On 02/06/2026 17.05, Christoph Hellwig wrote:
> On Tue, Jun 02, 2026 at 11:58:25AM +0200, Daniel Gomez wrote:
>> I wonder if the block layer would be interested in moving block error
>> injection off the should_fail() fault injection framework and extending
>> the ALLOW_ERROR_INJECTION annotation instead and offloading all the
>> debugfs configuration logic (block/error-injection.c) into eBPF?
> 
> I've looked into plain ALLOW_ERROR_INJECTION-based injection and it
> is not very useful.  I didn't even now eBPF could use it, 

For context: Josef Bacik introduced it first for BPF only
(BPF_ALLOW_ERROR_INJECTION). Masami Hiramatsu then generalized it into
the error injection framework, renaming it to ALLOW_ERROR_INJECTION
and adding the fail_function debugfs interface (which calls
should_fail()). So annotating a function with ALLOW_ERROR_INJECTION
gives you both backends at once: debugfs (fail_function) and eBPF
(bpf_override_return()).

> but I
> looked into other eBPF injections and at least for my uses cases
> it was a bit of a mess.  

Agreed, and I had not looked closely enough at the series
before proposing the wrong primitives. ALLOW_ERROR_INJECTION /
bpf_override_return() are not sufficient here: bpf_override_return()
cannot set bio->bi_status or call bio_endio(), which I think is the
key operation here.

IIU the series correctly, and oversimplifying: when
injection is enabled and a bio matches, the block layer completes the
bio inline with the chosen blk_status_t (the status= rule from debugfs)
via bio_endio_status(). The submission path returns to the caller
immediately, with the bio already in the error state. Nothing is ever
sent to the device, but the completion path sees the injected error.
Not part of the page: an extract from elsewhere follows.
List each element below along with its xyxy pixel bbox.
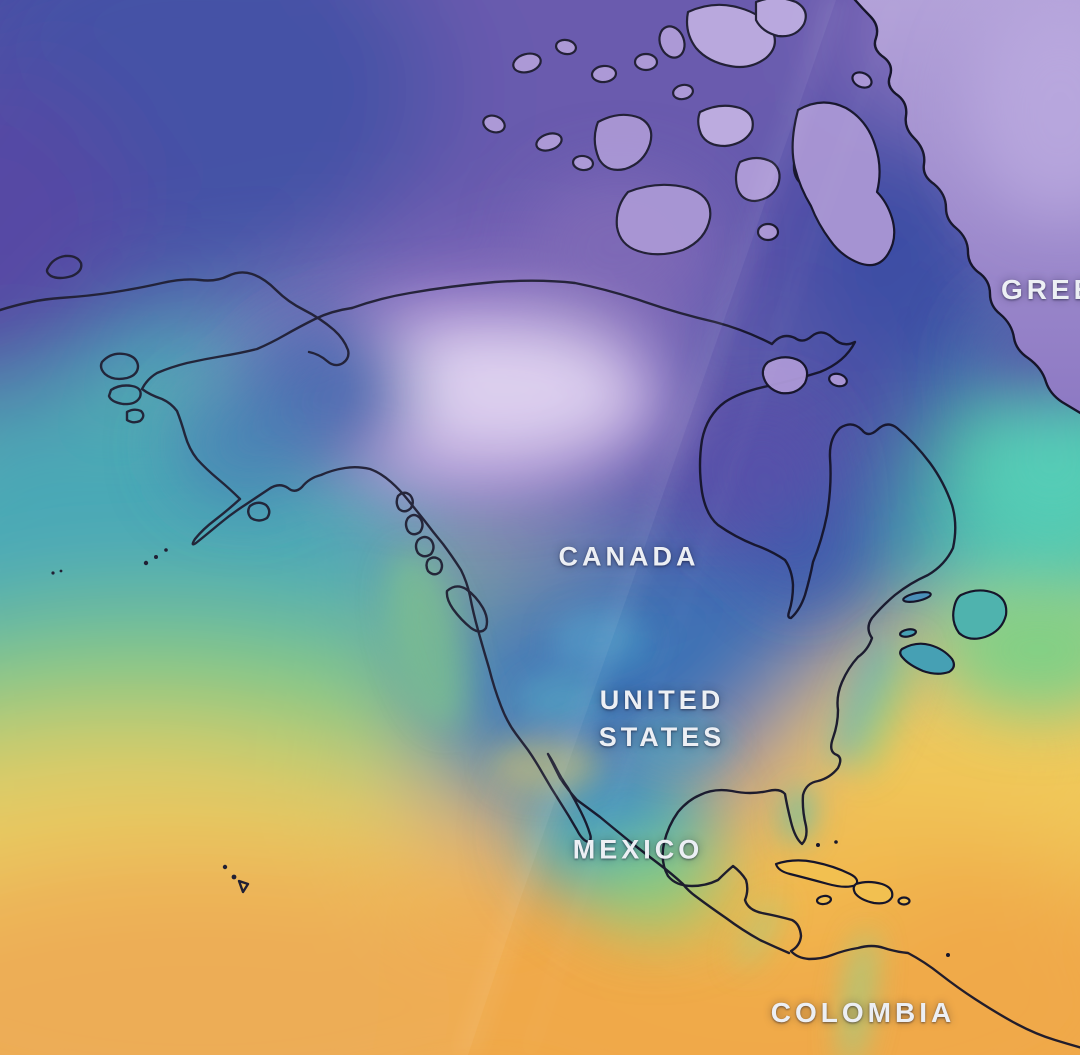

submit_bio() -> submit_bio_noacct() -> submit_bio_noacct_nocheck()
      +-- Path 1: no match -> continue normal IO submission
      +-- Path 2: match (diskN) -> blk_error_inject()
                     -> bio_endio_status(bio, inj->status)
                          -> bio_endio()
                     // error injected. bio completed

So this is bio mutating + a bio_endio() call, not a return override.
That can't be solved with ALLOW_ERROR_INJECTION. But we can use
BPF_PROG_TYPE_STRUCT_OPS instead: the kernel keeps ownership of the
bio_endio_status() call, and the eBPF program only drives the policy,
ie. which blk_status_t to return for a given bio, based on whatever 
heuristics it implements.

> I'd have to allow access to certain bio

With struct_ops the bio is passed to the ebpf side as read-only, bio 
fields can be read to decide the policy but cannot write them. Is 
read-only access to bio fields itself a concern?

> fields and would have create a stable UAPI for commands and status
> using the fake BTF struct access which really would not be a good
> idea here as we need to be able to change internals.  

That should not be a problem at all. With CO-RE (compile once, run
everywhere) the program resolves the bio field offsets against the
BTF of the kernel it loads on, so it adapts dynamically if the layout
changes. The contract is just the struct_ops callback signature: a
struct bio * argument and a blk_status_t return. And that doesn't imply
any UAPI commitment AFAIK.

> Additionally
> having fully BTF-enabled toolchains in test VMs is not great either.

Are you referring to the old BCC toolchain requirements [1]? This is
solved in CO-RE [2]. The toolchain (Clang/LLVM, pahole) stays on the
build host; the test VM only needs the prebuilt BPF object, libbpf at
runtime, and the kernel's own BTF (CONFIG_DEBUG_INFO_BTF). No compiler
or BTF toolchain is required inside the VM. Clang/LLVM 10+ is enough to
build CO-RE libbpf tools [3].

Link: https://ebpf.io/what-is-ebpf/#how-are-ebpf-programs-written [1]
Link: https://nakryiko.com/posts/bpf-portability-and-co-re/ [2]
Link: https://github.com/libbpf/libbpf#bpf-co-re-compile-once--run-everywhere [1]

> 
> I've also not actually found any good map type for range lookups,
> which is kinda essential here.

Are you referring to the bio sector range comparison in
__blk_error_inject()? I don't think that needs to be delegated to a
BPF map (Documentation/bpf/maps.rst). The ebpf side has direct access
to the bio fields, so it can apply the same sector/op filtering
__blk_error_inject() does today. That match is already a linear list
walk, so the ebpf program just runs the same [start, end] condition
check.

In summary: what do you think of evolving this series
into eBPF, but BPF_PROG_TYPE_STRUCT_OPS instead of
ALLOW_ERROR_INJECTION/bpf_override_return()?. The configurable debugfs
injection is a nice enhancement over what we had, but the matching is
static (op/start/nr_sectors/status/chance) per gendisk. A struct_ops
hook would expand the failure model to anything derivable from the bio
(plus any state the program keeps), with the kernel still owning the
bio_endio_status() mutation and only the policy moving out of the tree.
The benefit is the flexibility to express the policy without hard-coding
the model in the kernel.

The open question is whether programmable injection is something we want
to support in-tree, or whether more debugfs knobs suffice. Thoughts?